Sept prévenus comparaissaient pour un éventail de chefs qui ressemble à un sommaire de manuel pénal : corruption, favoritisme, fausses factures, marchés truqués, blanchiment, abus de biens sociaux, abus de confiance et association de malfaiteurs. Au centre : François Caillé, PDG du puissant groupe Caillé, et David Vital.

Le verdict : ferme pour l'un, sursis pour l'autre

Le tribunal a condamné David Vital à cinq ans d'emprisonnement dont trois avec sursis probatoire — soit deux ans fermes — assortis d'obligations de travail et de remboursement du Trésor public et des parties civiles. François Caillé, lui, a écopé de quatre ans de prison avec sursis. Les co-prévenus ont été condamnés à des peines de prison avec sursis et à de lourdes amendes.

😏 Côté cynique
Le grand classique du dossier d'affaires : le PDG reconnaît la fausse facture mais jure que ce n'était « pas de la corruption ». Comme si l'on pouvait émettre des documents mensongers au profit de quelqu'un par pur esprit de bonne tenue comptable. À ce niveau, la fausse facture n'est pas une faute : c'est un dialecte. Le tribunal, lui, a préféré la traduction littérale.

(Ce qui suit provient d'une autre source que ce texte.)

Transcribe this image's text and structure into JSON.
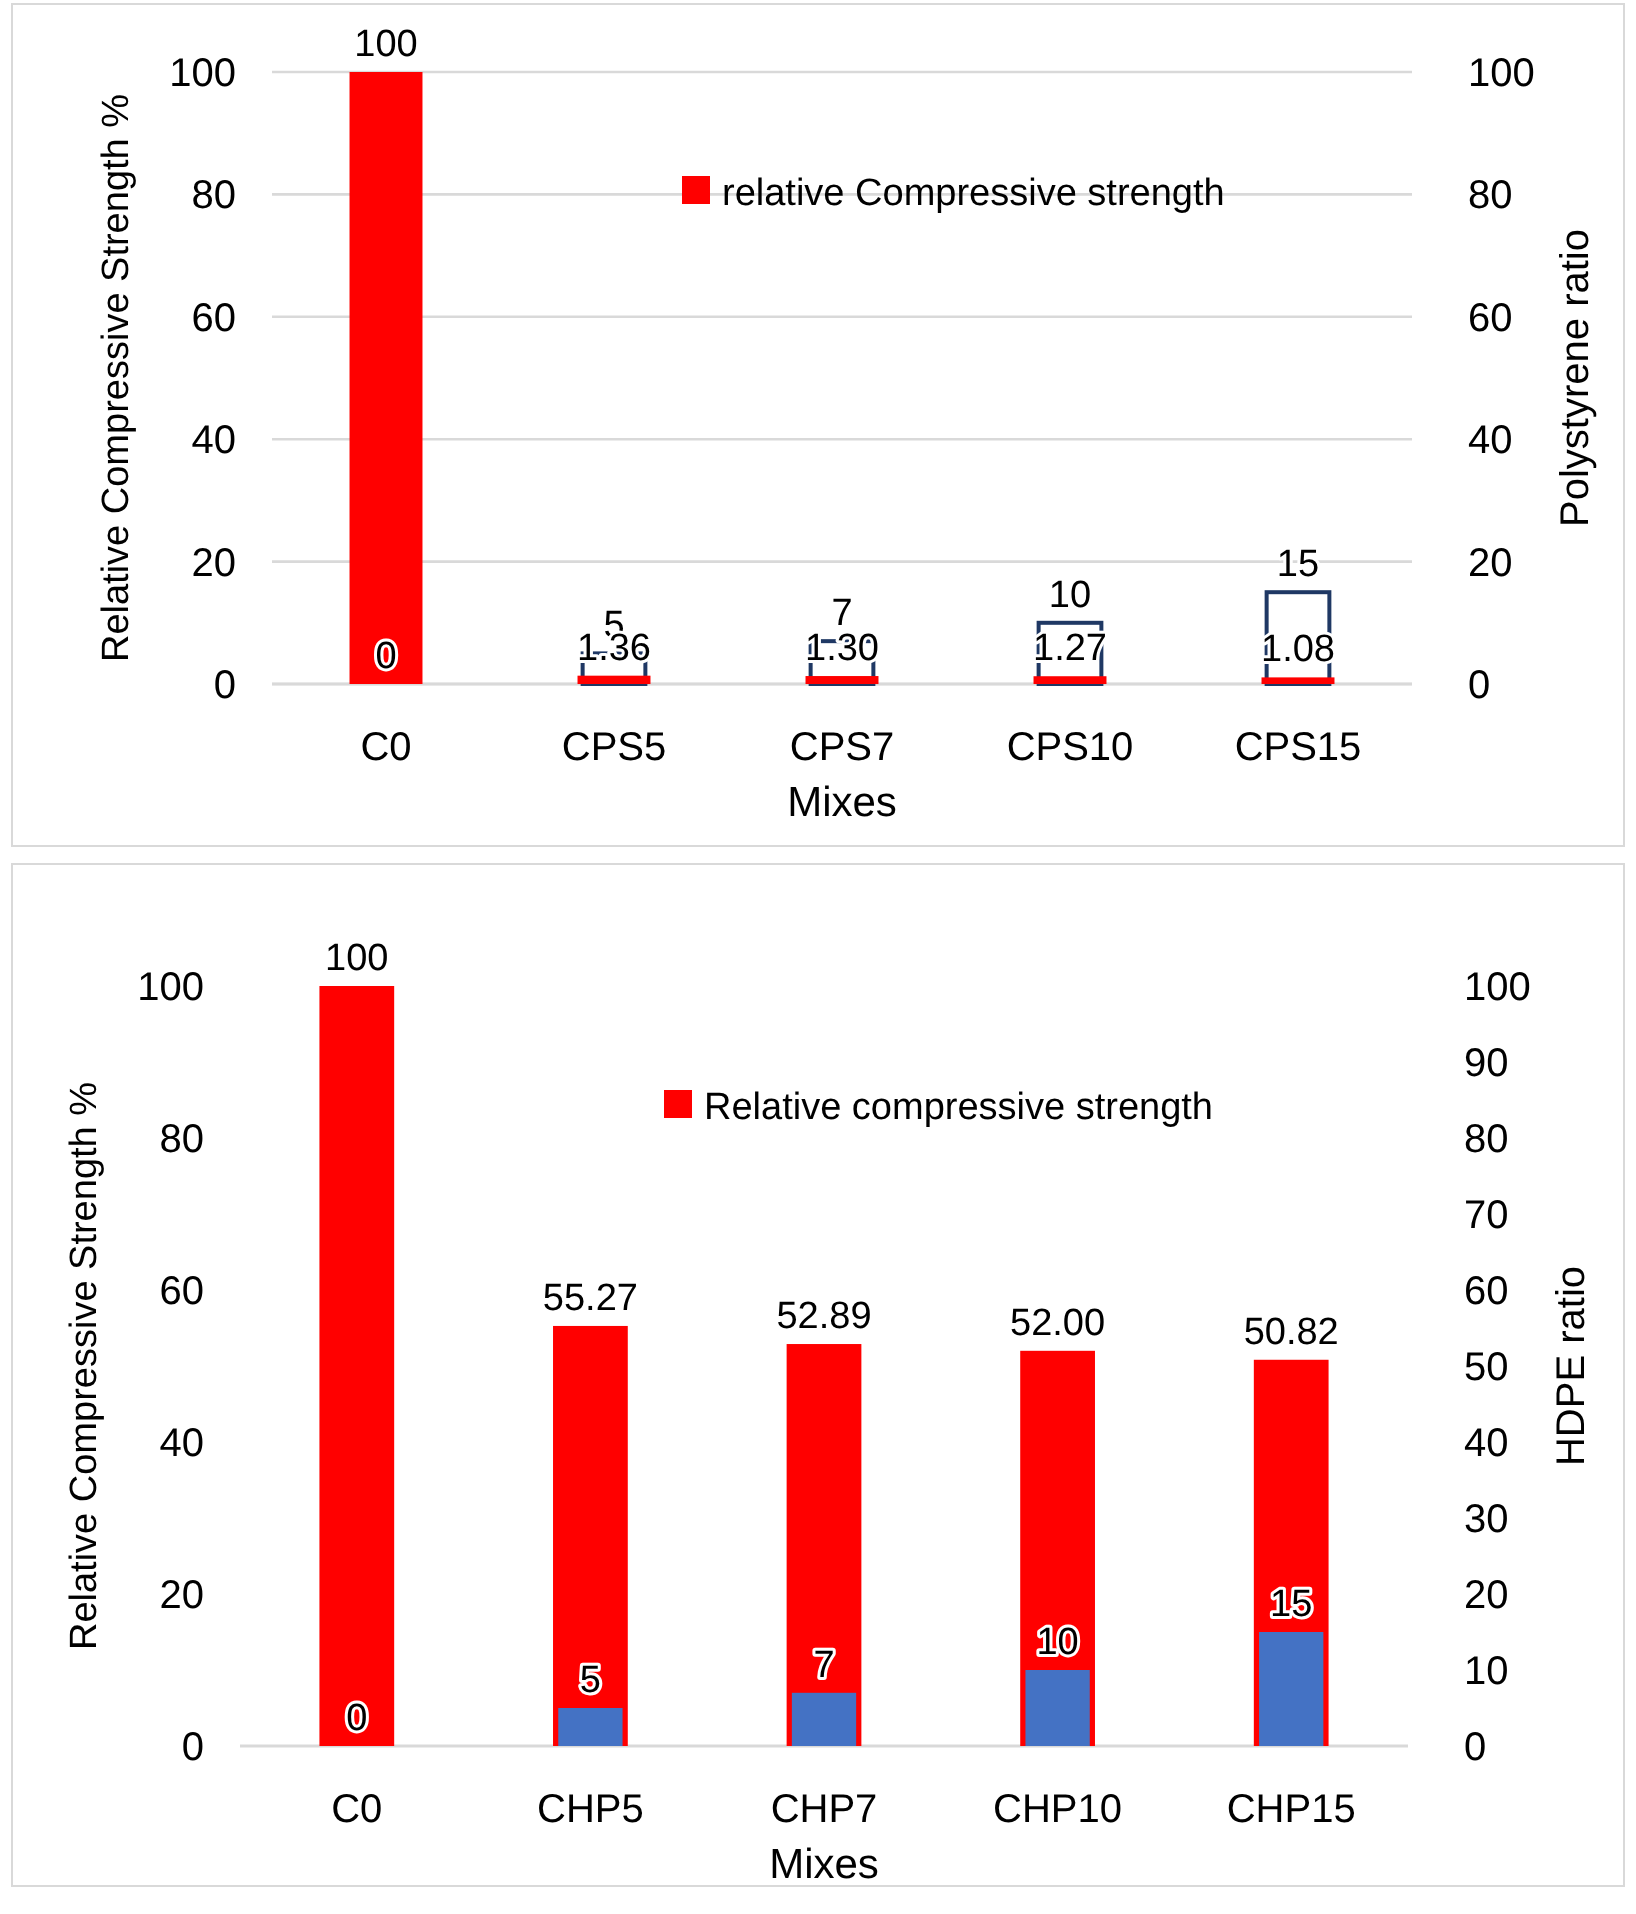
{
  "chart_data": [
    {
      "type": "bar",
      "xlabel": "Mixes",
      "ylabel": "Relative Compressive Strength %",
      "y2label": "Polystyrene ratio",
      "categories": [
        "C0",
        "CPS5",
        "CPS7",
        "CPS10",
        "CPS15"
      ],
      "ylim": [
        0,
        100
      ],
      "yticks": [
        0,
        20,
        40,
        60,
        80,
        100
      ],
      "y2lim": [
        0,
        100
      ],
      "y2ticks": [
        0,
        20,
        40,
        60,
        80,
        100
      ],
      "grid": "y",
      "legend": "top",
      "series": [
        {
          "color": "#1f3864",
          "line_style": "solid",
          "axis": "y2",
          "values": [
            0,
            5,
            7,
            10,
            15
          ],
          "value_labels": [
            "0",
            "5",
            "7",
            "10",
            "15"
          ]
        },
        {
          "name": "relative Compressive strength",
          "color": "#ff0000",
          "values": [
            100,
            1.36,
            1.3,
            1.27,
            1.08
          ],
          "value_labels": [
            "100",
            "1.36",
            "1.30",
            "1.27",
            "1.08"
          ]
        }
      ]
    },
    {
      "type": "bar",
      "xlabel": "Mixes",
      "ylabel": "Relative Compressive Strength %",
      "y2label": "HDPE ratio",
      "categories": [
        "C0",
        "CHP5",
        "CHP7",
        "CHP10",
        "CHP15"
      ],
      "ylim": [
        0,
        100
      ],
      "yticks": [
        0,
        20,
        40,
        60,
        80,
        100
      ],
      "y2lim": [
        0,
        100
      ],
      "y2ticks": [
        0,
        10,
        20,
        30,
        40,
        50,
        60,
        70,
        80,
        90,
        100
      ],
      "grid": false,
      "legend": "top",
      "series": [
        {
          "name": "Relative compressive strength",
          "color": "#ff0000",
          "values": [
            100,
            55.27,
            52.89,
            52.0,
            50.82
          ],
          "value_labels": [
            "100",
            "55.27",
            "52.89",
            "52.00",
            "50.82"
          ]
        },
        {
          "color": "#4472c4",
          "axis": "y2",
          "values": [
            0,
            5,
            7,
            10,
            15
          ],
          "value_labels": [
            "0",
            "5",
            "7",
            "10",
            "15"
          ]
        }
      ]
    }
  ]
}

« Une erreur », vraiment ?

Pendant les débats, François Caillé a reconnu qu'une facture produite dans le cadre de ses relations avec David Vital était incorrecte — la qualifiant d'« erreur » — tout en niant la corruption. La nuance est commode : admettre le geste, refuser le mot. Mais quand les « erreurs » s'alignent dans le même sens et au profit des mêmes personnes, la statistique commence à ressembler à une intention.

Le verdict a été rendu en première instance et reste susceptible d'appel ; pour ce qui n'est pas définitif, la présomption d'innocence demeure.

Ce qu'il faut retenir

  • Procès au tribunal correctionnel de Saint-Denis (La Réunion) d'un système présumé de corruption, fausses factures, marchés truqués et blanchiment.
  • Sept prévenus, dont François Caillé (PDG du groupe Caillé) et David Vital.
  • David Vital : 5 ans dont 3 avec sursis (2 ans ferme) + obligations.
  • François Caillé : 4 ans avec sursis ; co-prévenus avec sursis et amendes.
  • Caillé a reconnu une fausse facture mais nie la corruption ; verdict de première instance (appel possible).

Verdict Magouilles & Compagnie

Magouille ou calomnie ? Le tribunal a retenu un système, pas un simple dérapage isolé : prison ferme à la clé pour l'un, lourd sursis pour l'autre. Verdict provisoire : fausses factures admises, corruption retenue par le tribunal mais contestée, décision susceptible d'appel. Entre « l'erreur » de l'un et le « malentendu » de l'autre, la justice réunionnaise a tranché : à force d'erreurs concordantes, on finit par écrire un système.